Steven G. Friedman to present Heberden Society Lecture September 26, 2013

By on September 13, 2013 - 11:05am

Steven G. Friedman, MD, FACS, MBA, Professor of Clinical Surgery, Weill Cornell Medical College, and Chief, Division of Surgery, NewYork-Presbyterian Lower Manhattan Hospital, will present the first Heberden Society Lecture of the 2013-14 academic year on Thursday, September 26, 2013, at The New York Academy of Medicine.

Elizabeth Blackwell: First U.S. Woman Physician

Thursday, September 26. 6:00 p.m. (Light refreshments served at 5:30)

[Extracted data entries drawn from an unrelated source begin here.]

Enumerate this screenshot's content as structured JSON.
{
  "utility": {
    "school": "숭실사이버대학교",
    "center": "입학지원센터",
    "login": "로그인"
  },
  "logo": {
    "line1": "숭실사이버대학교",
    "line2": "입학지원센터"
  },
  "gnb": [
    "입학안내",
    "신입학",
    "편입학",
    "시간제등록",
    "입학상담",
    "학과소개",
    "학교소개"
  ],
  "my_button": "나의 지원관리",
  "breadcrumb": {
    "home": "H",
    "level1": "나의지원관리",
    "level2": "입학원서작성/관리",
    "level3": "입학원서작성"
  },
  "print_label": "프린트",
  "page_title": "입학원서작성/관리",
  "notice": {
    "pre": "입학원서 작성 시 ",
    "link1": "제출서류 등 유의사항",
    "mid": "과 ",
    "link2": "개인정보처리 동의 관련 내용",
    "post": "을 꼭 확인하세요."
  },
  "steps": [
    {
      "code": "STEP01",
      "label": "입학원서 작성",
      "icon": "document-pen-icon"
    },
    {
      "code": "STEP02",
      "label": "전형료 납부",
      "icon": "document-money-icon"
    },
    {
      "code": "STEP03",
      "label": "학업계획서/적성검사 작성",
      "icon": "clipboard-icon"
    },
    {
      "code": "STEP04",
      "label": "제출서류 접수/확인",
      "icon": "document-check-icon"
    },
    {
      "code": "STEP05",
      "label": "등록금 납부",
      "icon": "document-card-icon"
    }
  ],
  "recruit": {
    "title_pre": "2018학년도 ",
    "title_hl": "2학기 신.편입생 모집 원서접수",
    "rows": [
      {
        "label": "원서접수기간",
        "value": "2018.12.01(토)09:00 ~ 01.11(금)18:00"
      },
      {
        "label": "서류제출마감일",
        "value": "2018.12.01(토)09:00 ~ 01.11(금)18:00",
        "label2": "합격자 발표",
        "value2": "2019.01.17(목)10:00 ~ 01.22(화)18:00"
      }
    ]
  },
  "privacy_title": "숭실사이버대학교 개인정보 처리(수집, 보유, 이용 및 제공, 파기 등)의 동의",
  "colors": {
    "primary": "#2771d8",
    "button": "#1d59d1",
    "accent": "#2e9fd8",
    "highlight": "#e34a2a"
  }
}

The New York Academy of Medicine, 1216 Fifth Avenue

The lecture will be co-sponsored by NYAM'S Section on the History of Medicine and Public Health and is open to the public. Please register for this event at http://www.nyam.org/events/2013/2013-09-26.html.

Elizabeth Blackwell was the first woman to receive an M.D. in the U.S. She was born in Bristol, England, in 1821, to puritanical Sunday school teachers. Financial reversals led her parents to emigrate to the United States in 1832. Blackwell's parents were active in the abolitionist movement which brought Elizabeth into contact with luminaries in the field like William Channing and Harriet Beecher Stowe. Blackwell was also influenced by Margaret Fuller, a coeditor of "The Dial" with Ralph Waldo Emerson, and a leader of the budding women's rights movement. When a family friend became ill with uterine cancer, she encouraged Blackwell to become a doctor.

Despite warnings about the futility of her plan, Blackwell applied to medical schools throughout the country, and was accepted to Geneva Medical College in 1847. Following her graduation, Blackwell pursued further study abroad. When she returned to New York City she had difficulty establishing a practice, so in 1857, she opened the New York Infirmary for Indigent Women and Children. Eleven years later, the Women's Medical College of the New York Infirmary was opened and Blackwell had realized another dream. Blackwell returned to England permanently in July 1869, where she continued her pioneering work. In 1910, Blackwell suffered an incapacitating stroke and died six days later. The profound effect Elizabeth Blackwell had upon the practice of medicine in the United States is memorialized by the vast number of female physicians practicing today.

Steven G. Friedman, M.D., M.B.A., is the Chief of the Division of Surgery at NewYork-Presbyterian Lower Manhattan Hospital. He received a B.A. degree from Queens College of the City University of New York, in 1976, and he received the rarely-conferred degree M.D. with Distinction in Research from the University of Rochester School of Medicine and Dentistry, in 1980. Dr. Friedman received an M.B.A. from the University of Massachusetts, Amherst, in 2011. Dr. Friedman completed a general surgical residency at Harvard's Brigham & Women's Hospital, in Boston, in 1985, and a vascular surgery fellowship at N.Y.U. Medical Center, in 1986. In 1996, Dr. Friedman founded and directed the North Shore University vascular surgery fellowship program in Manhasset, N.Y., and in 2001, he founded and directed the vascular surgery fellowship program for the North Shore-Long Island Jewish Health System. Dr. Friedman is the author of more than 70 scientific articles in peer-reviewed journals, numerous book chapters, and the book, A History of Vascular Surgery. His work has also appeared in the N.Y. Times, Midstream Magazine, and Downtown Magazine. Dr. Friedman is a member of all of the major national and international vascular surgery societies and he is a distinguished member of the Society of Vascular Surgeons. Dr. Friedman is a past president of the New York Society of Vascular Surgery and he is a Professor of Clinical Surgery at the Weill Cornell Medical College.

The Heberden Society, which seeks to promote an interest in the history of medicine, was founded at the medical center in 1975. With funding from the WCMC Office of the Dean, the society sponsors a series of lectures during each academic year.

This event is free but registration is required.